Zoë Buckman and Hank Willis Thomas teamed up to produce a poster for the campaign of a powerful woman—in this case, Jemima Kirke, an artist and star of the HBO series “Girls.” Here she wears rose-colored glasses made of specula to envision a brighter future. The London-born Buckman has focused on feminism in her work, while Thomas has long examined how race, class, and sexuality have been depicted in mainstream media and advertising.
Founded by American artists Nicole Eisenman and A.L. Steiner, Ridykeulous mounts exhibitions and events primarily concerned with queer and feminist art. Their work uses humor to critique the art world as well as the culture more broadly. As a solo artist, Steiner has worked in performance, video, and photography to explore questions about sexuality, gender, and politics. Eisenman, best known as a painter, was the subject of a solo show earlier this year at New York’s New Museum and a 2015 recipient of the MacArthur Genius Grant.

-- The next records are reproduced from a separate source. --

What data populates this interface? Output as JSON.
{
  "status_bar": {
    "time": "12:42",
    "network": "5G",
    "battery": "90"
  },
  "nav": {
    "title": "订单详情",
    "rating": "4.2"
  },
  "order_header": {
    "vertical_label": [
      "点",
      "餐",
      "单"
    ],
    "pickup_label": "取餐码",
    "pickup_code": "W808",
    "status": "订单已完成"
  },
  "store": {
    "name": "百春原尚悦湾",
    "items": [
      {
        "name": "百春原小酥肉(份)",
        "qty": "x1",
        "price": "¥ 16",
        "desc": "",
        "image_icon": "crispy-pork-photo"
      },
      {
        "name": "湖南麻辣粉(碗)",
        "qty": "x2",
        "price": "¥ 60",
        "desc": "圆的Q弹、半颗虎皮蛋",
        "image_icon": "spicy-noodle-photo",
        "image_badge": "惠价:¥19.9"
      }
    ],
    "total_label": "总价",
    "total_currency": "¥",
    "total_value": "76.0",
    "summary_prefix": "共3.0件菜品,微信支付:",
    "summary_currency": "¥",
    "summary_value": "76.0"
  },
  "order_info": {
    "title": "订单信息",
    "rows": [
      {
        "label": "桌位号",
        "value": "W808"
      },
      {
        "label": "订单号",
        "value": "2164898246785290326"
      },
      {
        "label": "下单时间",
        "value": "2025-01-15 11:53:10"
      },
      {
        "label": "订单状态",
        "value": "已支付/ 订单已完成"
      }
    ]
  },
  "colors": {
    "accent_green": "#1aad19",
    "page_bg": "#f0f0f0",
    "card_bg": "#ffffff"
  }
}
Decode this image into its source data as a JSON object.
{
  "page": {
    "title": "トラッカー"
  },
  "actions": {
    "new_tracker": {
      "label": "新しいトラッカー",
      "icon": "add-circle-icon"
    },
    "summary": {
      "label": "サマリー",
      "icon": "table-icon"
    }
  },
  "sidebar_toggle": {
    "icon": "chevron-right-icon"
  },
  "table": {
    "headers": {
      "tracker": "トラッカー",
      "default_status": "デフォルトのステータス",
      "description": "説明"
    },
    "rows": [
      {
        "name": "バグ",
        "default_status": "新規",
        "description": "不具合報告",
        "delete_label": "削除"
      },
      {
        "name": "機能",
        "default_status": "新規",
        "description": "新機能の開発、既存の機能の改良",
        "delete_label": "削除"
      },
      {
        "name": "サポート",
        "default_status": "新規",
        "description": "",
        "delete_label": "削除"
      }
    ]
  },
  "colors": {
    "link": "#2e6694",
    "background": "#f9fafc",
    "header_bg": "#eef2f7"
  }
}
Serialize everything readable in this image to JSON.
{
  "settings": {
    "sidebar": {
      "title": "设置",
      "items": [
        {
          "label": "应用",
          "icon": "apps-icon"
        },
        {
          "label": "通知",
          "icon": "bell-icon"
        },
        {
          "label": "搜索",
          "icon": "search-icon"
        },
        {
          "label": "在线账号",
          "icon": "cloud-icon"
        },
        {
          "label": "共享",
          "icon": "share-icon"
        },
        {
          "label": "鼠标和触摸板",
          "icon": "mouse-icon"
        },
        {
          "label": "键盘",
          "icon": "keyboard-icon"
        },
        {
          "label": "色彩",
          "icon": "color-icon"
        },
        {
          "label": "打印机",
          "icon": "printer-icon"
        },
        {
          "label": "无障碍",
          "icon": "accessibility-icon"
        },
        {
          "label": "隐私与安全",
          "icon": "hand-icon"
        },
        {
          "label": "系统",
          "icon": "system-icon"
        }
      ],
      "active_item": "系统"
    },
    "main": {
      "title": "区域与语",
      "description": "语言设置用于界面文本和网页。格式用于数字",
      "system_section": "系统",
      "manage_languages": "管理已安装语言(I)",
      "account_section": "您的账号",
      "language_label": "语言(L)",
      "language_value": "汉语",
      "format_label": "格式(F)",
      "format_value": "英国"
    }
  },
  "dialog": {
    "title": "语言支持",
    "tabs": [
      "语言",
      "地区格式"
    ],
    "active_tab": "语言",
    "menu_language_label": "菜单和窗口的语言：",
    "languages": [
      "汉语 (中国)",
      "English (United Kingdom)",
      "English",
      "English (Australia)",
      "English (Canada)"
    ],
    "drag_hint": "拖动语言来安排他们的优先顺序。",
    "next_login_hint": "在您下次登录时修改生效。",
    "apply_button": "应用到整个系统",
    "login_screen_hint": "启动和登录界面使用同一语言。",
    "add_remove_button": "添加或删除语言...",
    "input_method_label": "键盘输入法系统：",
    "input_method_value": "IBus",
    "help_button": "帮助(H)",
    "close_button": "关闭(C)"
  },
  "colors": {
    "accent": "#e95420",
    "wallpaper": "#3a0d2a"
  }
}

The Turner Prize–winning artist Jeremy Deller, who represented the U.K. at the 2012 Venice Biennale, creates collaborative installations and projects that have included parades and battle re-enactments. His 2001 The Battle of Orgreave, which was filmed, brought together nearly 1,000 people in a public re-enactment of a violent confrontation between miners and government forces. Here he creates a poster in the style of famed 19th-century British designer, craftsman, activist, and poet William Morris, who pioneered the Arts and Crafts movement and was also a social activist. Vote for the artist as social activist.
Kathryn Andrews’s first U.S. solo museum show, “Kathryn Andrews: Run for President,” riffed on Bozo the Clown’s presidential bid—something Bozo’s alter ego, Larry Harmon, actually pursued in 1984. (You might say there are still imitators.) The exhibition included a mural of political-documentary photographs that invited viewers to think about how politicians, celebrities, and artists use imagery to gain and maintain power.
Moscow-born, New York-based painter Sanya Kantarovsky loves pictures—whether by the Russian masters, Western modernists, or Soviet political cartoonists—that tell stories. Drawing on a wide range of sources, his tantalizing paintings and drawings are tense with drama and dark humor.
Born in Poland and based in London, Goshka Macuga, a 2008 Turner Prize nominee, makes large-scale tapestries, sculptures, photographs, and theatrical installations that explore how art can be used to spark public debate and bring about social change. She was the subject of solo shows earlier this year at the New Museum in New York and the Prada Foundation in Milan.